Design and construction
- Architect: Frank Furness

Renovating team
- Architect: Peabody & Stearns

= Fairholme (Newport, Rhode Island) =

Fairholme is a Tudor Revival historic mansion in Newport, Rhode Island designed by Frank Furness and built by Furness & Hewitt in 1874–1875 for Fairman Rogers.

==History==
One of the many "cottages" built during the Gilded Age on beachfront property in the Newport area, it is located on a parcel of 4.3 acres near the eastern end of Ruggles Avenue with an ocean frontage of 425 feet. Fairholme was completely remodeled in 1896 by Peabody & Stearns for John R. Drexel.

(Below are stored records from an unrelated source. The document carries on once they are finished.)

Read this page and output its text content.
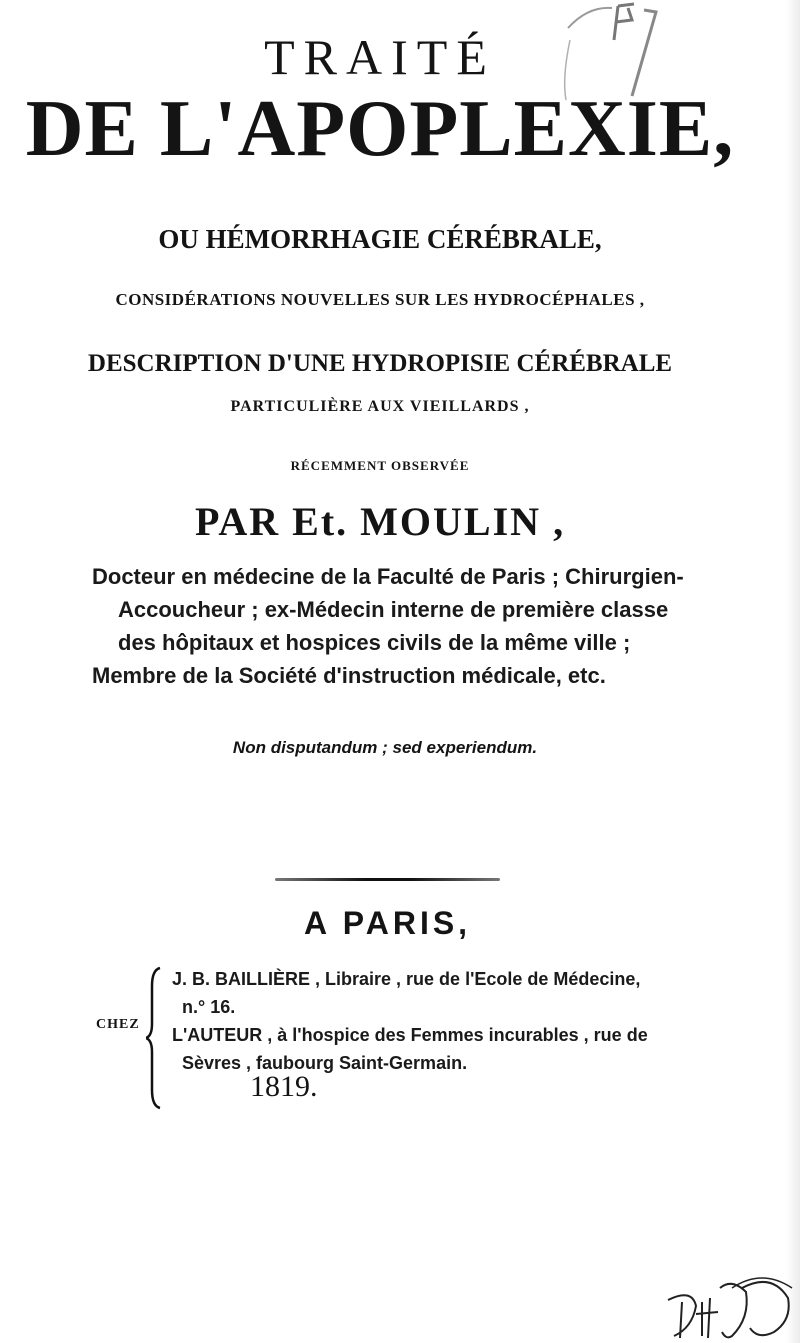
TRAITÉ
DE L'APOPLEXIE,
OU HÉMORRHAGIE CÉRÉBRALE,
CONSIDÉRATIONS NOUVELLES SUR LES HYDROCÉPHALES ,
DESCRIPTION D'UNE HYDROPISIE CÉRÉBRALE
PARTICULIÈRE AUX VIEILLARDS ,
RÉCEMMENT OBSERVÉE
PAR Et. MOULIN ,
Docteur en médecine de la Faculté de Paris ; Chirurgien-
Accoucheur ; ex-Médecin interne de première classe
des hôpitaux et hospices civils de la même ville ;
Membre de la Société d'instruction médicale, etc.
Non disputandum ; sed experiendum.
A PARIS,
CHEZ
J. B. BAILLIÈRE , Libraire , rue de l'Ecole de Médecine,
n.° 16.
L'AUTEUR , à l'hospice des Femmes incurables , rue de
Sèvres , faubourg Saint-Germain.
1819.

At some point, Horace Trumbauer added a ballroom to the house. After passing through the hands of Count Alfonso P. Villa, who acquired it from Mrs. Drexel in 1930, during the period when the rich were impacted by high tax rates, the house was sold to Robert R. Young for $38,000 in 1942.

It was owned by Palm Beach resident John Noffo Kahn, an heir to the Annenberg publishing fortune.

The Gilded Age estate was on the market for $16,900,000. It is located on Ochre Point, south of The Breakers on the south side of Ruggles Avenue between the neighboring mansions of Midcliffe and Angelsea. The stables on Ruggles Avenue, historically used as the gardener's cottage, was acquired by Salve Regina University in 1991 and converted to a residence hall, Jean and David W. Wallace Hall.

It was bought by American businessperson Doug Manchester in the summer of 2015, and subsequently sold a year later, in 2016 for $16.1MM.

It remains privately owned as of 2025.